The DERS-16 scores and sub-scores showed strong correlations with the Borderline Personality Questionnaire, thus indicating its convergent validity. As noted earlier, there is sufficient evidence that DERS scores are linked to many forms of psychopathology [82,83,84,85], including personality disorder [20]. In addition, ER difficulties have been shown to overlap with a range of behavioral problems that characterize people with borderline personality traits, such as substance use [19, 39, 86], deliberate self-harm [87], and risky sexual behavior [86, 88]. Overall, the high level of convergence between the BPQ and the DERS-16 demonstrate that the latter allows identifying aspects of ER difficulties that are relevant to borderline personality traits. These findings provide further support to the clinical utility of the DERS-16. These findings provide further support to the clinical utility of the DERS-16, and strengthens the evidence of its adequacy in clinical populations as a screening and monitoring measure [47].

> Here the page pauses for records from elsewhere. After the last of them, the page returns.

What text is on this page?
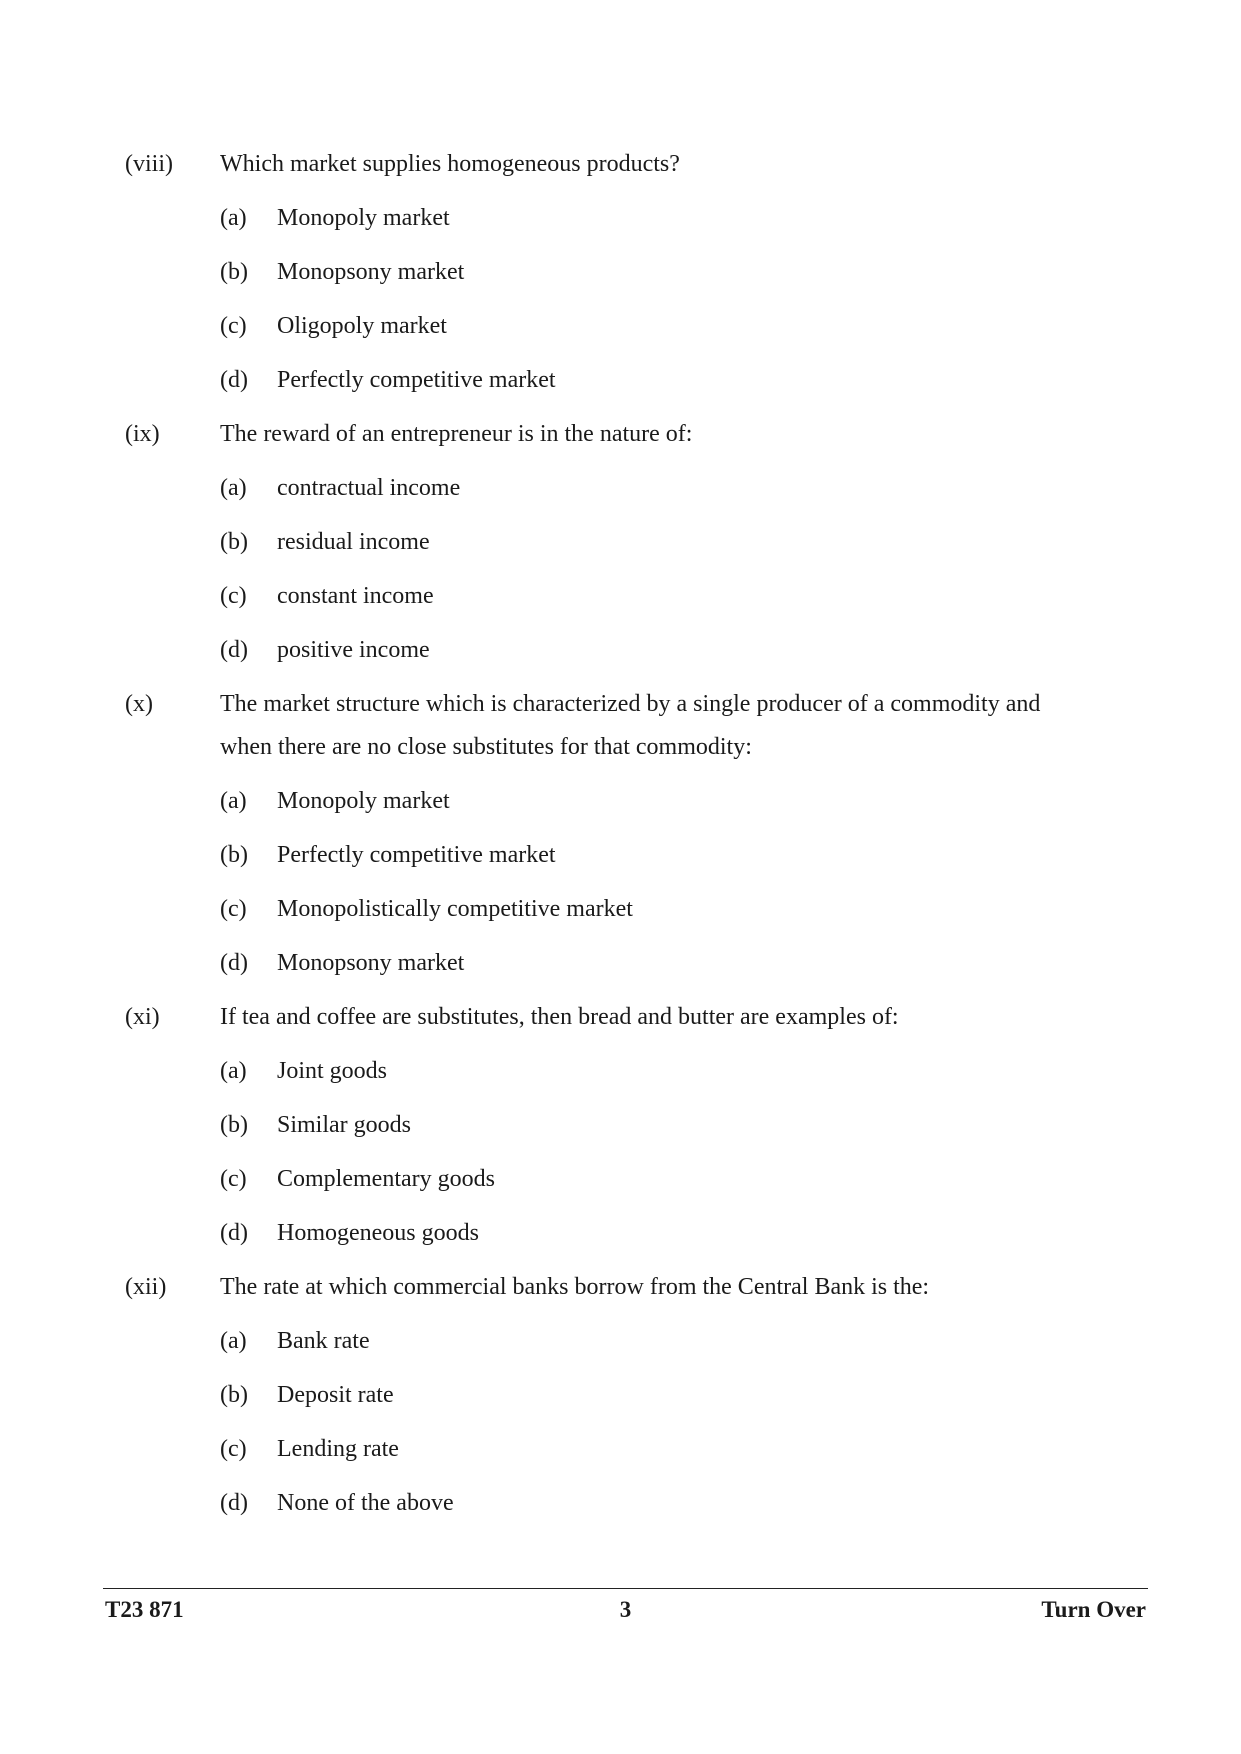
(viii)	Which market supplies homogeneous products?
(a)	Monopoly market
(b)	Monopsony market
(c)	Oligopoly market
(d)	Perfectly competitive market
(ix)	The reward of an entrepreneur is in the nature of:
(a)	contractual income
(b)	residual income
(c)	constant income
(d)	positive income
(x)	The market structure which is characterized by a single producer of a commodity and when there are no close substitutes for that commodity:
(a)	Monopoly market
(b)	Perfectly competitive market
(c)	Monopolistically competitive market
(d)	Monopsony market
(xi)	If tea and coffee are substitutes, then bread and butter are examples of:
(a)	Joint goods
(b)	Similar goods
(c)	Complementary goods
(d)	Homogeneous goods
(xii)	The rate at which commercial banks borrow from the Central Bank is the:
(a)	Bank rate
(b)	Deposit rate
(c)	Lending rate
(d)	None of the above
T23 871	3	Turn Over
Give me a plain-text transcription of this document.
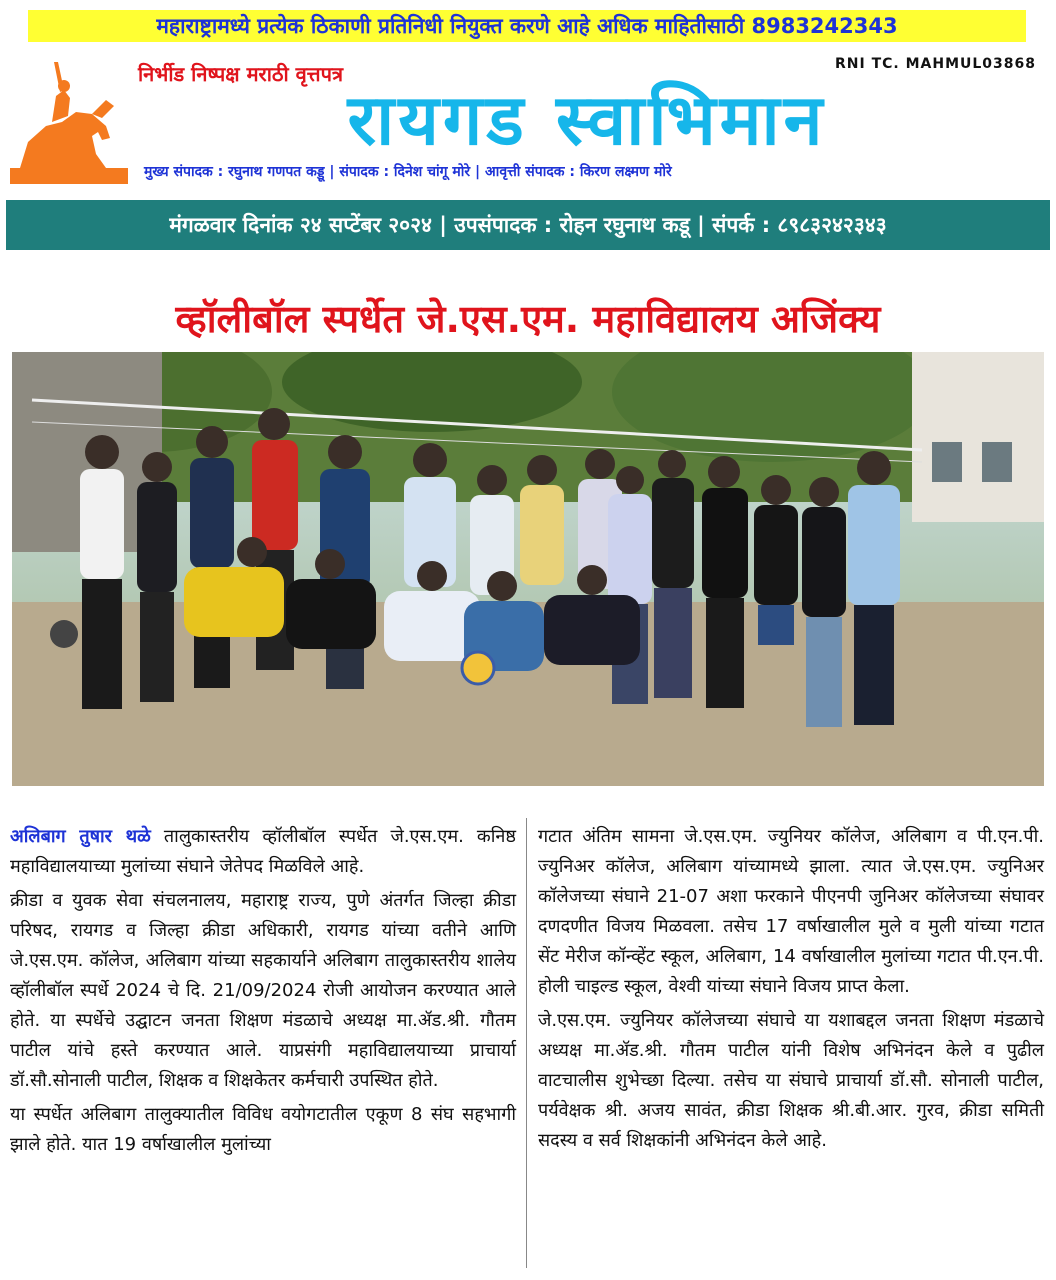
महाराष्ट्रामध्ये प्रत्येक ठिकाणी प्रतिनिधी नियुक्त करणे आहे अधिक माहितीसाठी 8983242343
निर्भीड निष्पक्ष मराठी वृत्तपत्र	RNI TC. MAHMUL03868
रायगड स्वाभिमान
मुख्य संपादक : रघुनाथ गणपत कड्डू | संपादक : दिनेश चांगू मोरे | आवृत्ती संपादक : किरण लक्ष्मण मोरे
मंगळवार दिनांक २४ सप्टेंबर २०२४ | उपसंपादक : रोहन रघुनाथ कडू | संपर्क : ८९८३२४२३४३
व्हॉलीबॉल स्पर्धेत जे.एस.एम. महाविद्यालय अजिंक्य

अलिबाग तुषार थळे तालुकास्तरीय व्हॉलीबॉल स्पर्धेत जे.एस.एम. कनिष्ठ महाविद्यालयाच्या मुलांच्या संघाने जेतेपद मिळविले आहे.

क्रीडा व युवक सेवा संचलनालय, महाराष्ट्र राज्य, पुणे अंतर्गत जिल्हा क्रीडा परिषद, रायगड व जिल्हा क्रीडा अधिकारी, रायगड यांच्या वतीने आणि जे.एस.एम. कॉलेज, अलिबाग यांच्या सहकार्याने अलिबाग तालुकास्तरीय शालेय व्हॉलीबॉल स्पर्धे 2024 चे दि. 21/09/2024 रोजी आयोजन करण्यात आले होते. या स्पर्धेचे उद्घाटन जनता शिक्षण मंडळाचे अध्यक्ष मा.ॲड.श्री. गौतम पाटील यांचे हस्ते करण्यात आले. याप्रसंगी महाविद्यालयाच्या प्राचार्या डॉ.सौ.सोनाली पाटील, शिक्षक व शिक्षकेतर कर्मचारी उपस्थित होते.

या स्पर्धेत अलिबाग तालुक्यातील विविध वयोगटातील एकूण 8 संघ सहभागी झाले होते. यात 19 वर्षाखालील मुलांच्या

गटात अंतिम सामना जे.एस.एम. ज्युनियर कॉलेज, अलिबाग व पी.एन.पी. ज्युनिअर कॉलेज, अलिबाग यांच्यामध्ये झाला. त्यात जे.एस.एम. ज्युनिअर कॉलेजच्या संघाने 21-07 अशा फरकाने पीएनपी जुनिअर कॉलेजच्या संघावर दणदणीत विजय मिळवला. तसेच 17 वर्षाखालील मुले व मुली यांच्या गटात सेंट मेरीज कॉन्व्हेंट स्कूल, अलिबाग, 14 वर्षाखालील मुलांच्या गटात पी.एन.पी. होली चाइल्ड स्कूल, वेश्वी यांच्या संघाने विजय प्राप्त केला.

जे.एस.एम. ज्युनियर कॉलेजच्या संघाचे या यशाबद्दल जनता शिक्षण मंडळाचे अध्यक्ष मा.ॲड.श्री. गौतम पाटील यांनी विशेष अभिनंदन केले व पुढील वाटचालीस शुभेच्छा दिल्या. तसेच या संघाचे प्राचार्या डॉ.सौ. सोनाली पाटील, पर्यवेक्षक श्री. अजय सावंत, क्रीडा शिक्षक श्री.बी.आर. गुरव, क्रीडा समिती सदस्य व सर्व शिक्षकांनी अभिनंदन केले आहे.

Study limitations and research perspectives

This study has certain strengths that deserve to be highlighted, including the use of McDonald’s ω to examine internal consistency and the evaluation of gender invariance. We also extend previous research on the cross-cultural validity of the 16-item five-structure version of the DERS, by providing its Arabic validated translation. At the same time, our study has a number of limitations that need to be discussed. First, we only included community participants, thus limiting the generalization of our findings. Additional studies need to confirm the appropriateness of the use of the Arabic DERS-16 in clinical samples. Second, we used a cross-sectional design, which does not enable causal inference. Third, some psychometric properties of the Arabic DERS-16 (such as test-retest reliability and divergent validity) have not been assessed in the context of the present study, and need to be subject of future research. No cognitive criteria were taken into consideration while enrolling participants. Finally, Prior cross-cultural research has shown that ER strategies are present but used differently across various Arab countries and contexts [89], highlighting the need to further validate the DERS-16 in Arabic-speaking populations other than the Lebanese, to confirm its cross-cultural robustness.

Conclusion

The present findings have shown that the original five-factor structure of the DERS-16 based on English-speaking Western samples remains stable in our Lebanese Arabic-speaking sample and yielded strong factorial invariance across gender groups. In addition, results demonstrated the high validity and reliability of the scale, overall preliminarily suggesting that it is a promising measure for capturing clinically relevant ER difficulties in Arab settings. Making the Arabic version of the DERS-16 available will hopefully strengthen its utilization for clinical and research purposes to benefit the millions of Arabic-speaking people worldwide.